To date, a large variety of VR surgical trainers have been developed, ranging from a simple simulation of laparoscopic drills running on a personal computer to an advanced hepatic surgery simulator running on a high-end graphics workstation. Fields such as neurological surgery, ophthalmic surgery, laparoscopic surgery, open abdominal surgery, anastomosis, knee and shoulder arthroscopy, bronchoscopy, and intravenous catheter insertion already have been working on the development of simulation devices. Experts anticipate that by 2010, surgical simulators will have reached a level of performance where they can be acceptable as tools for testing and certification.

The potential to optimize surgical training and thereby diminish errors and risks to the patient by the use of VR surgical simulation environments is evident. The attractiveness of computer-generated surgical simulation is its ability to create an environment that emulates the real surgical world without the inherent risks to patients.

Surgical simulators must demonstrate that they are both instructionally effective and valid for the evaluation of surgical skills. One fundamental and probably overarching component of simulator validity is construct validity.

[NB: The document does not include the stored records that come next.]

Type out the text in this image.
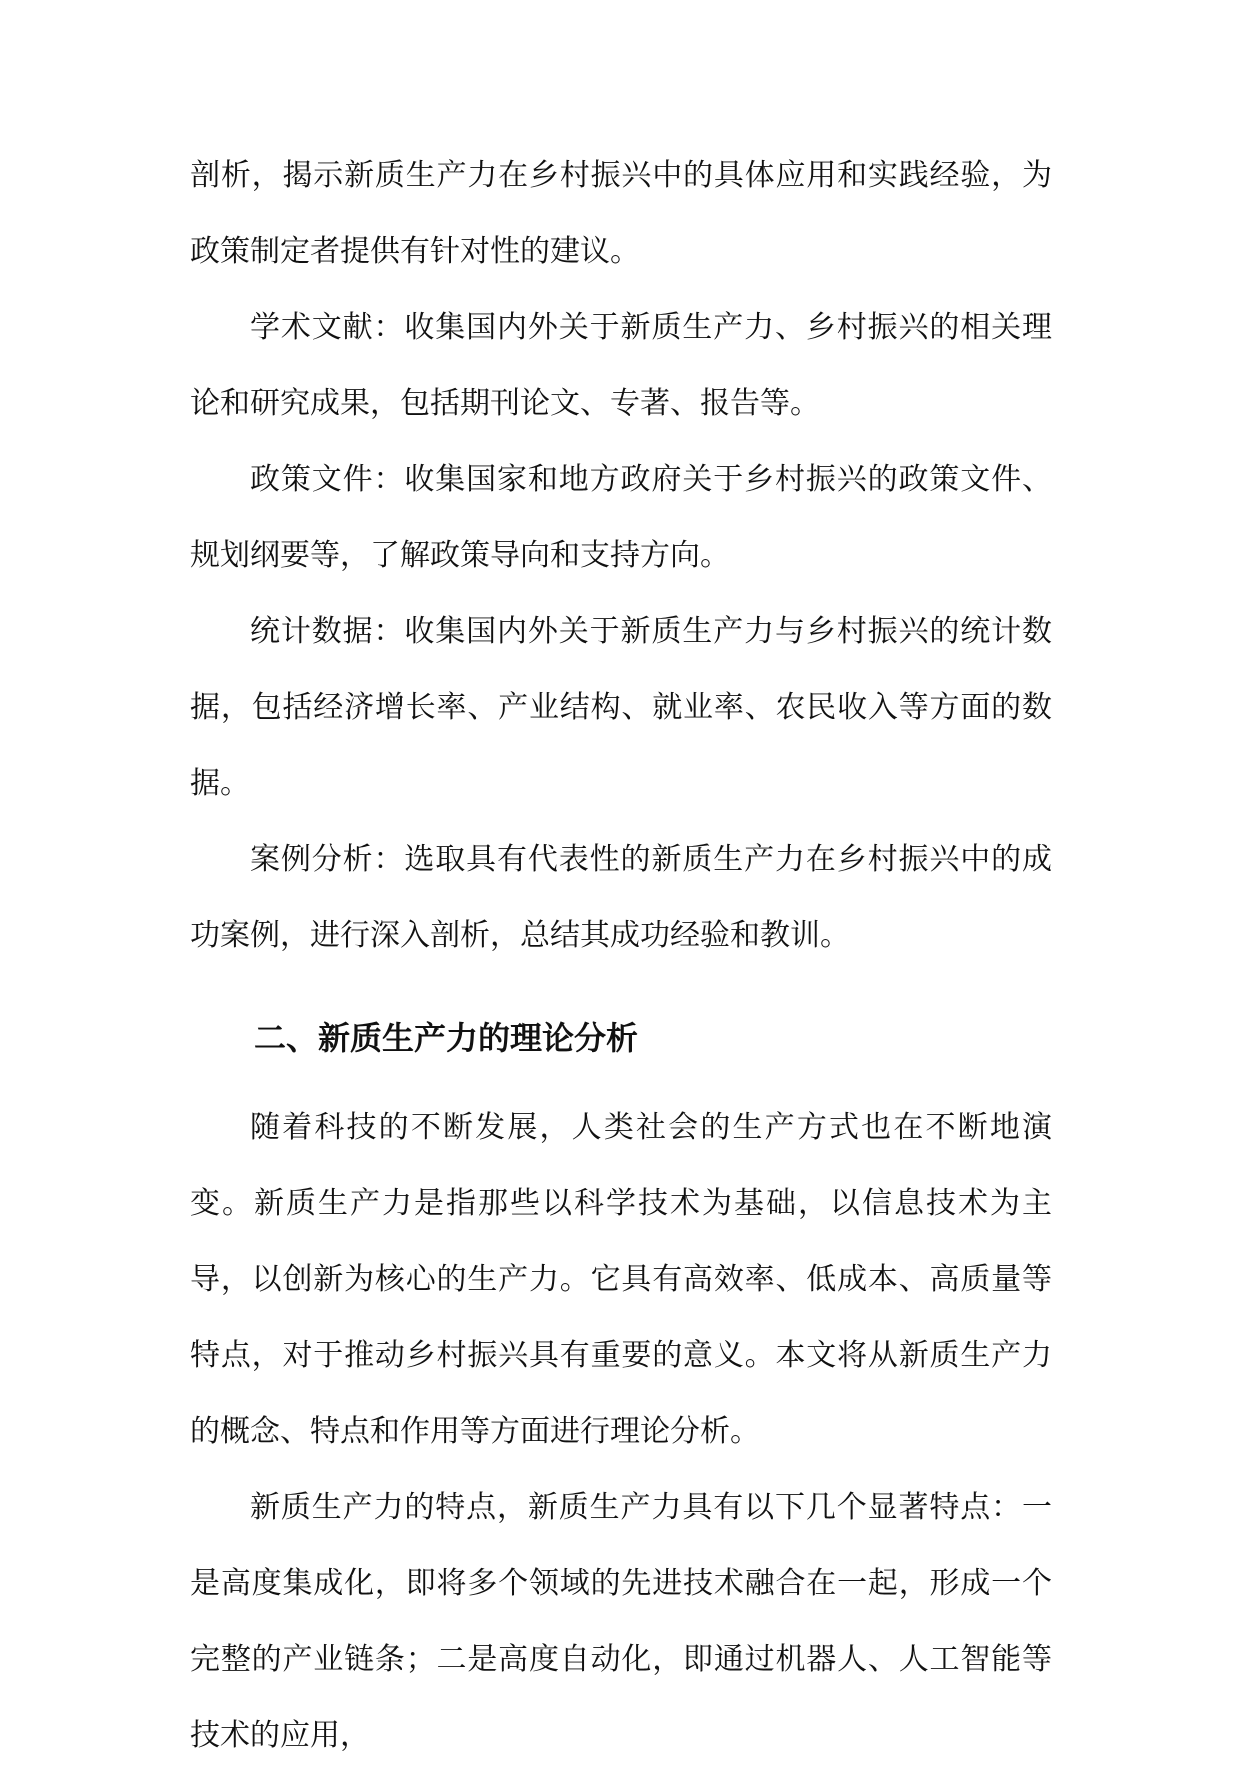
剖析，揭示新质生产力在乡村振兴中的具体应用和实践经验，为政策制定者提供有针对性的建议。

学术文献：收集国内外关于新质生产力、乡村振兴的相关理论和研究成果，包括期刊论文、专著、报告等。

政策文件：收集国家和地方政府关于乡村振兴的政策文件、规划纲要等，了解政策导向和支持方向。

统计数据：收集国内外关于新质生产力与乡村振兴的统计数据，包括经济增长率、产业结构、就业率、农民收入等方面的数据。

案例分析：选取具有代表性的新质生产力在乡村振兴中的成功案例，进行深入剖析，总结其成功经验和教训。

二、新质生产力的理论分析

随着科技的不断发展，人类社会的生产方式也在不断地演变。新质生产力是指那些以科学技术为基础，以信息技术为主导，以创新为核心的生产力。它具有高效率、低成本、高质量等特点，对于推动乡村振兴具有重要的意义。本文将从新质生产力的概念、特点和作用等方面进行理论分析。

新质生产力的特点，新质生产力具有以下几个显著特点：一是高度集成化，即将多个领域的先进技术融合在一起，形成一个完整的产业链条；二是高度自动化，即通过机器人、人工智能等技术的应用，
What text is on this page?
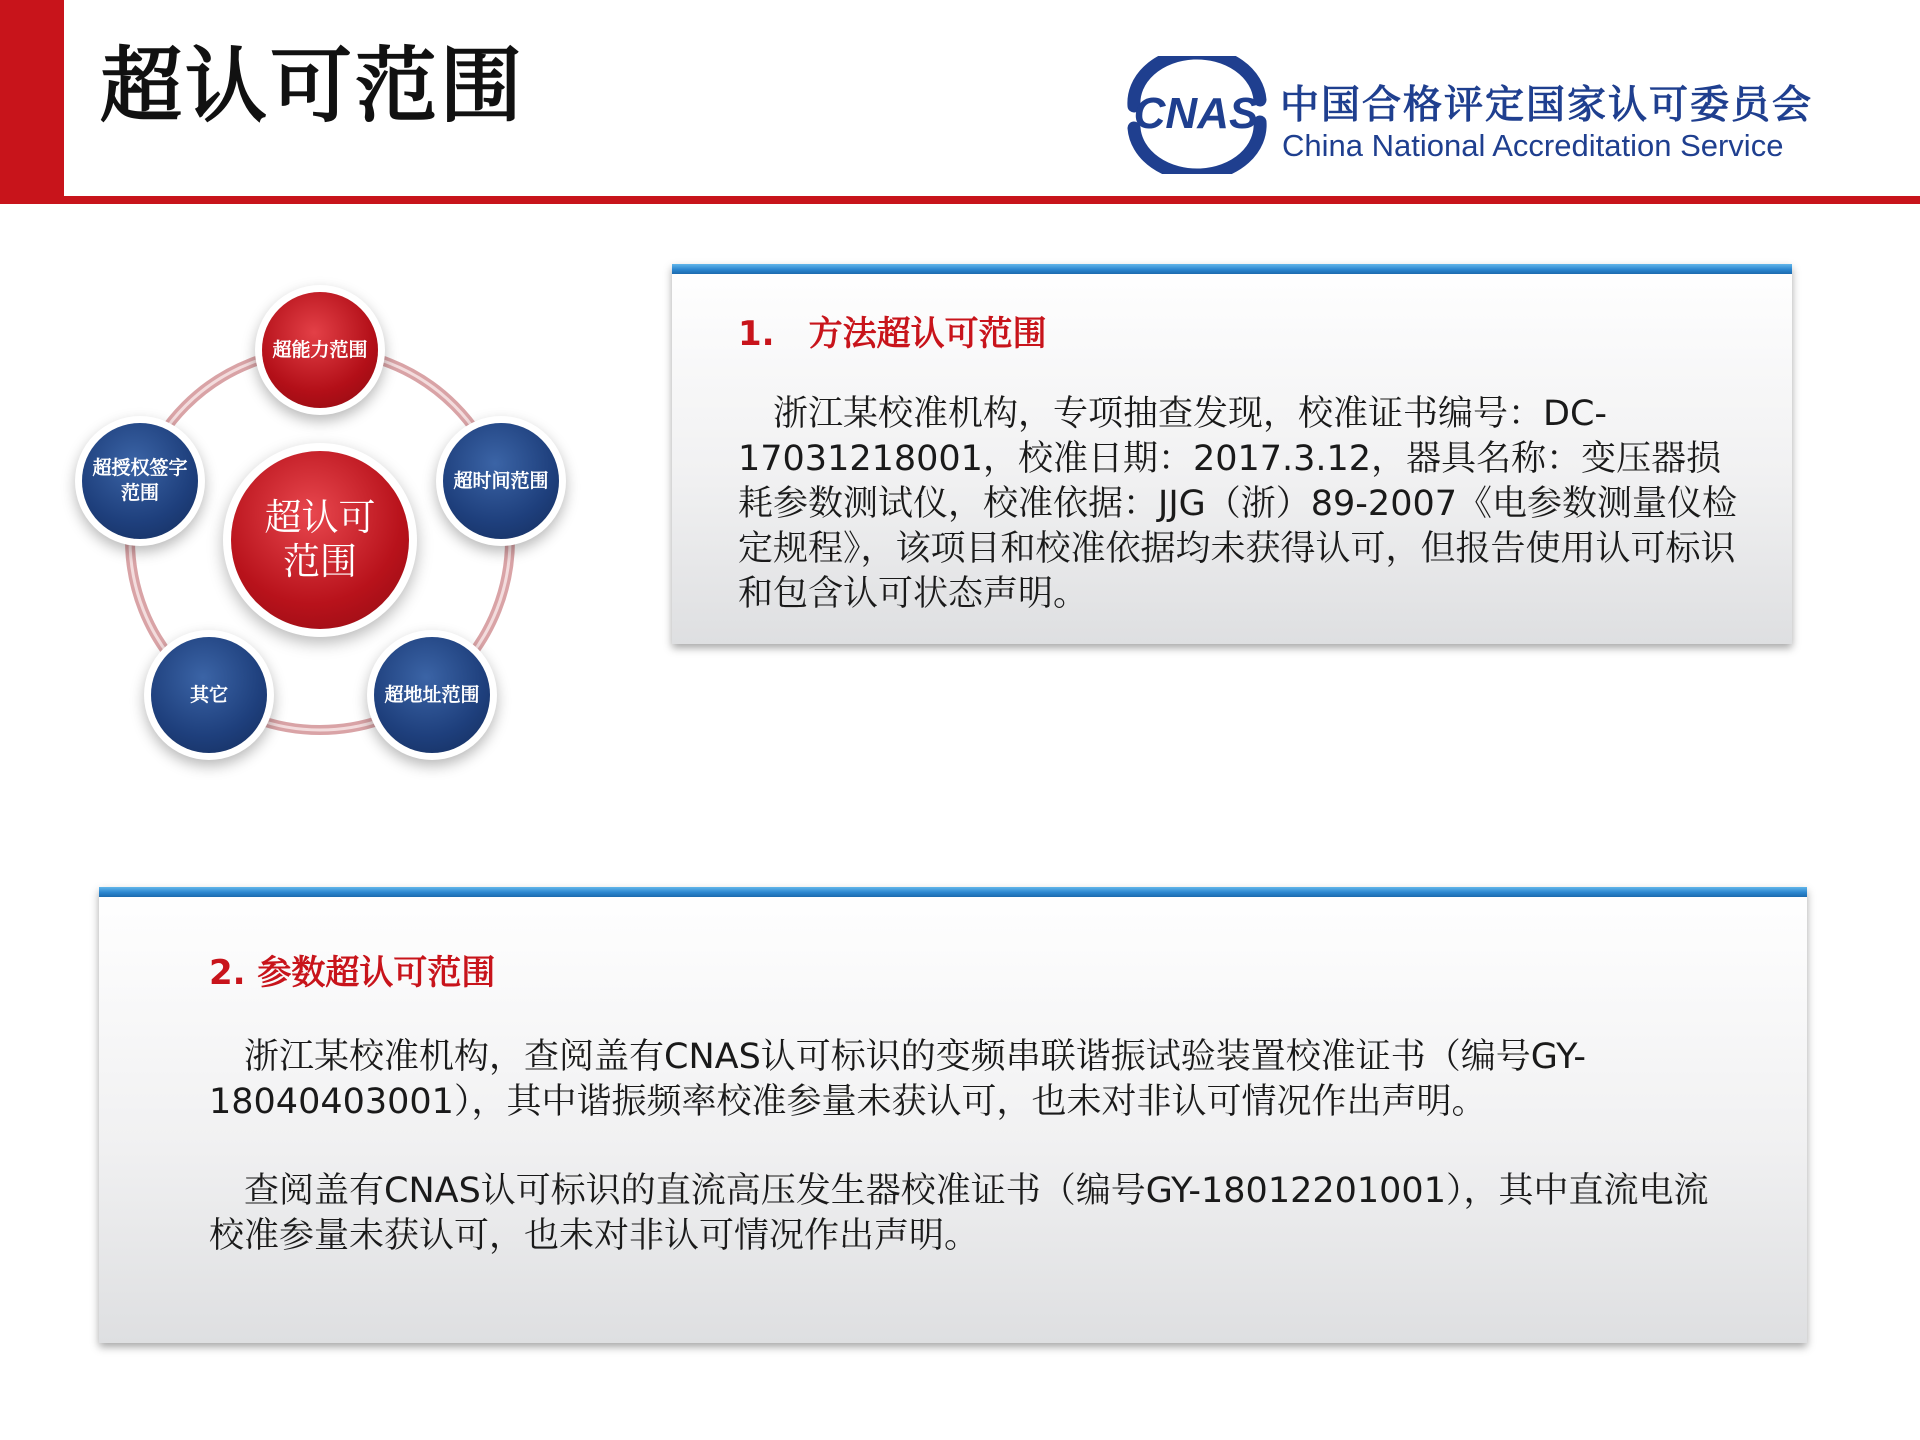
超认可范围	CNAS 中国合格评定国家认可委员会
China National Accreditation Service
超认可范围
超能力范围
超时间范围
超地址范围
其它
超授权签字范围
1.　方法超认可范围

　浙江某校准机构，专项抽查发现，校准证书编号：DC-17031218001，校准日期：2017.3.12，器具名称：变压器损耗参数测试仪，校准依据：JJG（浙）89-2007《电参数测量仪检定规程》，该项目和校准依据均未获得认可，但报告使用认可标识和包含认可状态声明。

2. 参数超认可范围

　浙江某校准机构，查阅盖有CNAS认可标识的变频串联谐振试验装置校准证书（编号GY-18040403001），其中谐振频率校准参量未获认可，也未对非认可情况作出声明。

　查阅盖有CNAS认可标识的直流高压发生器校准证书（编号GY-18012201001），其中直流电流校准参量未获认可，也未对非认可情况作出声明。
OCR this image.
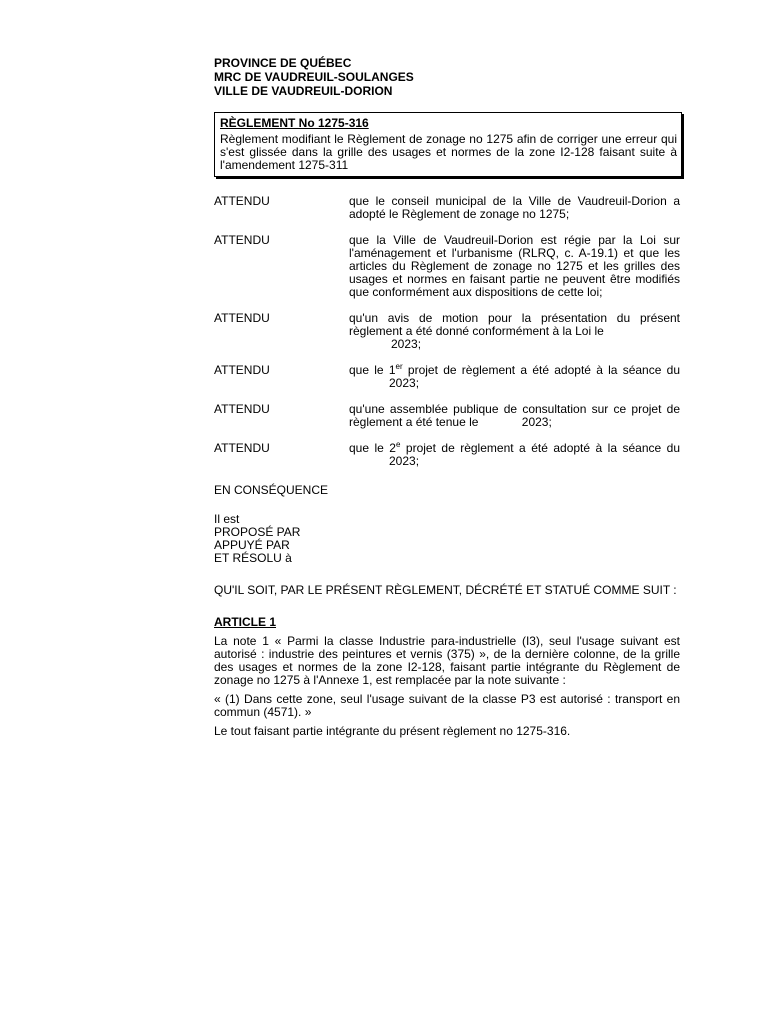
PROVINCE DE QUÉBEC
MRC DE VAUDREUIL-SOULANGES
VILLE DE VAUDREUIL-DORION
RÈGLEMENT No 1275-316
Règlement modifiant le Règlement de zonage no 1275 afin de corriger une erreur qui s'est glissée dans la grille des usages et normes de la zone I2-128 faisant suite à l'amendement 1275-311
ATTENDU	que le conseil municipal de la Ville de Vaudreuil-Dorion a adopté le Règlement de zonage no 1275;
ATTENDU	que la Ville de Vaudreuil-Dorion est régie par la Loi sur l'aménagement et l'urbanisme (RLRQ, c. A-19.1) et que les articles du Règlement de zonage no 1275 et les grilles des usages et normes en faisant partie ne peuvent être modifiés que conformément aux dispositions de cette loi;
ATTENDU	qu'un avis de motion pour la présentation du présent règlement a été donné conformément à la Loi le
2023;
ATTENDU	que le 1er projet de règlement a été adopté à la séance du 2023;
ATTENDU	qu'une assemblée publique de consultation sur ce projet de règlement a été tenue le	2023;
ATTENDU	que le 2e projet de règlement a été adopté à la séance du 2023;
EN CONSÉQUENCE
Il est
PROPOSÉ PAR
APPUYÉ PAR
ET RÉSOLU à
QU'IL SOIT, PAR LE PRÉSENT RÈGLEMENT, DÉCRÉTÉ ET STATUÉ COMME SUIT :
ARTICLE 1
La note 1 « Parmi la classe Industrie para-industrielle (I3), seul l'usage suivant est autorisé : industrie des peintures et vernis (375) », de la dernière colonne, de la grille des usages et normes de la zone I2-128, faisant partie intégrante du Règlement de zonage no 1275 à l'Annexe 1, est remplacée par la note suivante :
« (1) Dans cette zone, seul l'usage suivant de la classe P3 est autorisé : transport en commun (4571). »
Le tout faisant partie intégrante du présent règlement no 1275-316.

Defined as a “set of procedures for evaluating a testing instrument based on the degree to which test items identify the quality, ability, or trait it was designed to measure,”11(p1526) construct validity assessment may be broken down into 2 main subcategories: convergent validity, defined as the agreement among measures that theoretically should be related, and discriminant validity, defined as the actual relationship between measures that theoretically should not be related.12

Our prior work on the construct validity of the ES3 showed a significant correlation between performance on the simulator and scores obtained on instruments for visuospatial and psychomotor skills evaluation, thus supporting the simulator's convergent validity component.13 The study presented herein will complete these observations and finalize the assessment process of the ES3's construct validity by presenting further work to study its discriminant validity component. In particular, the ability of the ES3 to differentiate between populations with various levels of surgical experience was evaluated and the possibility of using expert-level data as benchmarking criterion for skills assessment discussed. There is a strong need for a standardized format based on objective criteria for the measurement and analysis of technical skills. In the future, these standards will certainly include comparison of data from surgical simulator prototypes with measurements of physical variables.

SUBJECTS

The subjects enrolled in this study comprised senior otolaryngologists, otolaryngology residents, and medical students from various major teaching institutions in the Northeast. All subjects were contacted by telephone and electronic mail. Those who agreed to participate and who met the inclusion criteria were enrolled. Institutional review board clearance was obtained at each institution prior to data collection.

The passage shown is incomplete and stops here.